Marks and Spencer Group plc – Annual report – 30 March 2024
Industry: retail
C6 INVESTMENTS (extract)

Shares in subsidiary undertakings represent the Company’s investment in Marks and Spencer plc, Marks and Spencer Holdings Limited and Marks and Spencer (A2B) Limited.
Impairment of investments in subsidiary undertakings
The Company evaluates its investments in subsidiary undertakings annually for any indicators of impairment or impairment reversal. The Company considers the relationship between its market capitalisation and the carrying value of its investments, among other factors, when reviewing for indicators of impairment. As at 30 March 2024, the market capitalisation of the Group was significantly above the carrying value of its investment in Marks and Spencer plc of £7,442.5m, indicating a potential impairment reversal, due to strong Group performance.
The recoverable amount of the investment in Marks and Spencer plc has been determined based on a value in use calculation. The Company has updated its assumptions as at 30 March 2024, reflecting the latest budget and forecast cash flows covering a three-year period. The pre-tax discount rate of 12.5% (last year: 12.5%) was derived from the Group’s weighted average cost of capital, the inputs of which include a country risk-free rate, equity risk premium, Group size premium and a risk adjustment (beta).
The long-term growth rate of 2.0% (last year: 2.0%), was based on inflation forecasts by recognised bodies with reference to rates used within the retail industry.
The Company has determined that the recoverable amount of its investment in Marks and Spencer plc is £11,226.5m and as a result has recognised an impairment reversal of £1,955.9m. This fully reverses the impairments charged from 2019/20 to 2022/23. This reversal primarily relates to improved trading expectations, reflecting the Group’s strategy and current three-year plan.
Sensitivity analysis
As disclosed in the accounting policies note C1, the cash flows used within the value in use model, the long-term growth rate and the discount rate are sources of estimation uncertainty. Management has performed a sensitivity analysis on the key assumptions and using reasonably possible changes would result in the following impacts:
- A 10% reduction in cash flows from the three-year plan would reduce the headroom by £1,122.7m;
- A 50-basis point decrease in the long-term growth rate would reduce the headroom by £441.5m; and
- A 250-basis point increase in the discount rate would reduce the headroom by £2,154.4m.

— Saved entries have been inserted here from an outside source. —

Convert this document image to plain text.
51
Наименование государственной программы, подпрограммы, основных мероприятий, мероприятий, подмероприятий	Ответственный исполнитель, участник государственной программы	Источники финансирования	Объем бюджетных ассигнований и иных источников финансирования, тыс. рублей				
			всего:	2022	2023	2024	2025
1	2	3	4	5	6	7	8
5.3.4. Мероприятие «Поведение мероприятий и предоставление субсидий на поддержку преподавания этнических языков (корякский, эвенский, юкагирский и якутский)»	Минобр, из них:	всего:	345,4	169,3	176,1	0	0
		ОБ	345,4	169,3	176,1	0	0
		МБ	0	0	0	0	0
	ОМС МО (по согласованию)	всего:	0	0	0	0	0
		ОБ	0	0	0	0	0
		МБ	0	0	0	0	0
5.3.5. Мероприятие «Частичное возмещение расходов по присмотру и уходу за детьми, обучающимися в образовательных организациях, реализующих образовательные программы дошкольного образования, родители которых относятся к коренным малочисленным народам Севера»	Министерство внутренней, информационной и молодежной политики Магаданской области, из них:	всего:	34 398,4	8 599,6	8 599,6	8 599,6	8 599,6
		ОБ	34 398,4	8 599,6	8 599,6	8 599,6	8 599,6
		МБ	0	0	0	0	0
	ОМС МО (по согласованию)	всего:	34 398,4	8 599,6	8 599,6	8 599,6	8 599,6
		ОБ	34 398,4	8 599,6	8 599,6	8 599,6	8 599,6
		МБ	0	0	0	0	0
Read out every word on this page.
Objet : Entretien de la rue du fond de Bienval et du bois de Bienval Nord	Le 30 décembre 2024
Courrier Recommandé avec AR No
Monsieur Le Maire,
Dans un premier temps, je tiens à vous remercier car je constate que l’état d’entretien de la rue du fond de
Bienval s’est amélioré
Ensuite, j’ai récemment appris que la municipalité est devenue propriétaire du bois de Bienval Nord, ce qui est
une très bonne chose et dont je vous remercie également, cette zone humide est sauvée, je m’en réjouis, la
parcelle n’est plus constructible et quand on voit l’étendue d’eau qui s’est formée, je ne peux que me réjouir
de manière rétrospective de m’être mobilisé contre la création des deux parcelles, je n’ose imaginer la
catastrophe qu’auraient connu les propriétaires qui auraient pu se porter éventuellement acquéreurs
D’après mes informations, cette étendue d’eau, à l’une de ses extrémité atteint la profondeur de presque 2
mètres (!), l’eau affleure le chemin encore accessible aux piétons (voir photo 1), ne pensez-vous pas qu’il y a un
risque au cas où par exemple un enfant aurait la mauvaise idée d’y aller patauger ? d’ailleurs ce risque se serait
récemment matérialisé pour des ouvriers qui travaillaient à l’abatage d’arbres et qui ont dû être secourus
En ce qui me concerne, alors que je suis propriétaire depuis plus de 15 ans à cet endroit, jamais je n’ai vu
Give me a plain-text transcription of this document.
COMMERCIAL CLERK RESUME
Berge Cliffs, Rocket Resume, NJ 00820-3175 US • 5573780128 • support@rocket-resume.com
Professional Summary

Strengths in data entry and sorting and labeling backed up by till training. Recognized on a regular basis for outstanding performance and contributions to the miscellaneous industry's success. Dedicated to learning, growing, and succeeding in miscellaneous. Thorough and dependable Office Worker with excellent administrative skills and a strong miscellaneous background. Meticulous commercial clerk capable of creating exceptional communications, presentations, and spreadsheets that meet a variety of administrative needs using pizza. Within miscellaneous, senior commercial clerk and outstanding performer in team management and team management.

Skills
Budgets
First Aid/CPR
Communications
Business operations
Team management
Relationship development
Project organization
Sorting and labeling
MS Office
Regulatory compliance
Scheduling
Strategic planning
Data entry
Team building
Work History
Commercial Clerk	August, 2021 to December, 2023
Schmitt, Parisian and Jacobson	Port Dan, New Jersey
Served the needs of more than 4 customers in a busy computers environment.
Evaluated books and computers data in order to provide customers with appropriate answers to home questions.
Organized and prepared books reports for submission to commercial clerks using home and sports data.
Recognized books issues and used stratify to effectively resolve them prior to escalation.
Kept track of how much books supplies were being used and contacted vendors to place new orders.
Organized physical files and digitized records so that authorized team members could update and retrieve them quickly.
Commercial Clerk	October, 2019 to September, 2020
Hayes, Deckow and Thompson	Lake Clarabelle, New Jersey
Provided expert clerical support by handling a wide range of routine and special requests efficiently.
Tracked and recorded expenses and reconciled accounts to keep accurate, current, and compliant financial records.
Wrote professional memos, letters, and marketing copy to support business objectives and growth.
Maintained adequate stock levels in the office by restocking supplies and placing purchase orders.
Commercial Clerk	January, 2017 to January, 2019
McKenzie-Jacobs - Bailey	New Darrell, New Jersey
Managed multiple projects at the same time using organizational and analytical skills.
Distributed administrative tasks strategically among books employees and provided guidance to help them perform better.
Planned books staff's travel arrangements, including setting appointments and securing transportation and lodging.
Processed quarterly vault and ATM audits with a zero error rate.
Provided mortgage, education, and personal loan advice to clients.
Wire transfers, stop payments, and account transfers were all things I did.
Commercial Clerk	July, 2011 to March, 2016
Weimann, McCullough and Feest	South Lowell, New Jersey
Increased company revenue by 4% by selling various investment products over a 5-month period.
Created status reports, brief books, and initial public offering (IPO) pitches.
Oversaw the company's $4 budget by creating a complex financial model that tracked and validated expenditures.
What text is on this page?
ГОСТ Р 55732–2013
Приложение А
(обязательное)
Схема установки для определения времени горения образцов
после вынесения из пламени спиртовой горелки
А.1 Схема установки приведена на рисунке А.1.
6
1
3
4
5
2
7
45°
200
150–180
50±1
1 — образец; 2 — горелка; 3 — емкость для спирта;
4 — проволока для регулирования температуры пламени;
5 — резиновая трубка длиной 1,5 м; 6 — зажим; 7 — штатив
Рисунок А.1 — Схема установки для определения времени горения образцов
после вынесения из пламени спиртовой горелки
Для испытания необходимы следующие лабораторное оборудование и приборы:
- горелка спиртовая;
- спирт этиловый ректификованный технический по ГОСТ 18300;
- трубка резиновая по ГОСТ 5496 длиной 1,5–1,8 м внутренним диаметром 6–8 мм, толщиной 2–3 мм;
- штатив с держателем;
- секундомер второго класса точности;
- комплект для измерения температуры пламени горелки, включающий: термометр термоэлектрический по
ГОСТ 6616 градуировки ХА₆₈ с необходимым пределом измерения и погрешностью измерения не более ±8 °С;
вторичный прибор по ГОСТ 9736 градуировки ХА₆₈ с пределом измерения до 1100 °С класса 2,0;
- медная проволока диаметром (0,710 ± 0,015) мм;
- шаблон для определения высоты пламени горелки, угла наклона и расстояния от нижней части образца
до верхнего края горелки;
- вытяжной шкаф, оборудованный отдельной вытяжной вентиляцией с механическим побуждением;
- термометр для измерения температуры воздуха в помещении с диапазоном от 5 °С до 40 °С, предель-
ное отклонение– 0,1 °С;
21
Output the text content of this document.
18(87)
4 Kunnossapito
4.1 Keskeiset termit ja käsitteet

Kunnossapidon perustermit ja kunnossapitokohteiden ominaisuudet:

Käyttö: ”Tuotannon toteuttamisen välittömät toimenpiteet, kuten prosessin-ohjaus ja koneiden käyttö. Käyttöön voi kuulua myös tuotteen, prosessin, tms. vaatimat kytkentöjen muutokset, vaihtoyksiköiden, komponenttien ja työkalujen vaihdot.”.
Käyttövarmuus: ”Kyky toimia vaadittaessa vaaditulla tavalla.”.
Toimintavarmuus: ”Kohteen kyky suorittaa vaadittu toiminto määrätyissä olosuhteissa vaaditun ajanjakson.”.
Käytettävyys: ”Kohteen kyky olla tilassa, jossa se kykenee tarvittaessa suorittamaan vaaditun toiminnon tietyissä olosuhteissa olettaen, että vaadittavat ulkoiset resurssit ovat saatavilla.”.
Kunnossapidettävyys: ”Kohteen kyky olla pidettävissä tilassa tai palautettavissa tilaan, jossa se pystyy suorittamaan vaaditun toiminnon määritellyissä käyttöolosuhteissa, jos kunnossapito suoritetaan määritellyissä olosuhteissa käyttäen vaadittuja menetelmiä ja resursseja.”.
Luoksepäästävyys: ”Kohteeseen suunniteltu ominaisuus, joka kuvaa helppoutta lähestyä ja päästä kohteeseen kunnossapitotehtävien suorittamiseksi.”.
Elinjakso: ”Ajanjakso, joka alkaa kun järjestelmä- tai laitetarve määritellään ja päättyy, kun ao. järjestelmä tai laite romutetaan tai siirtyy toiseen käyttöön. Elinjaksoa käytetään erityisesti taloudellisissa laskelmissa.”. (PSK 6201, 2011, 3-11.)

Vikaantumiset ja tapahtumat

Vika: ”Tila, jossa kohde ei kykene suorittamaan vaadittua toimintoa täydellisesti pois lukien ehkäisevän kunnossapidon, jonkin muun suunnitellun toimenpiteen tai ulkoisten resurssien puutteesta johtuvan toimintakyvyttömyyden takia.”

None of these in isolation would result in impairment. In the event that all three were to occur simultaneously, the impairment reversal would be reduced by £1,166.3m.
C1 ACCOUNTING POLICIES (extract)
Key sources of estimation uncertainty
Impairment of investments in subsidiary undertakings
The carrying value of the investment in subsidiary undertakings is reviewed for impairment or impairment reversal on an annual basis. The recoverable amount is determined based on value in use which requires the determination of appropriate assumptions (which are sources of estimation uncertainty) in relation to the cash flows over the three-year strategic plan period, the long-term growth rate to be applied beyond this three-year period and the risk-adjusted pre-tax discount rate used to discount the assumed cash flows to present value.
Estimation uncertainty arises due to changing economic and market factors, the channel shift from stores to online, increasing technological advancement and the Group’s ongoing strategic transformation programmes. See note C6 for further details on the assumptions and associated sensitivities.
The Company’s financial risk is managed as part of the Group’s strategy and policies as discussed in note 21 of the Group financial statements.
C7 SHARE CAPITAL AND OTHER RESERVES (extract)
Merger reserve
The Company’s merger reserve was created as part of a Group reorganisation that occurred in 2001/02 and has an economical relationship to the Company’s investment in Marks and Spencer plc. Between 2019/20 and 2022/23 an amount equal to the original merger reserve balance of £1,397.3m has been transferred from the merger reserve to retained earnings as that amount had become a realised profit in accordance with TECH 02/17. Following the reversal of impairment recognised in 2023/24, an amount equal to the original merger reserve balance of £1,397.3m has been transferred from retained earnings to the merger reserve, in accordance with TECH 02/17.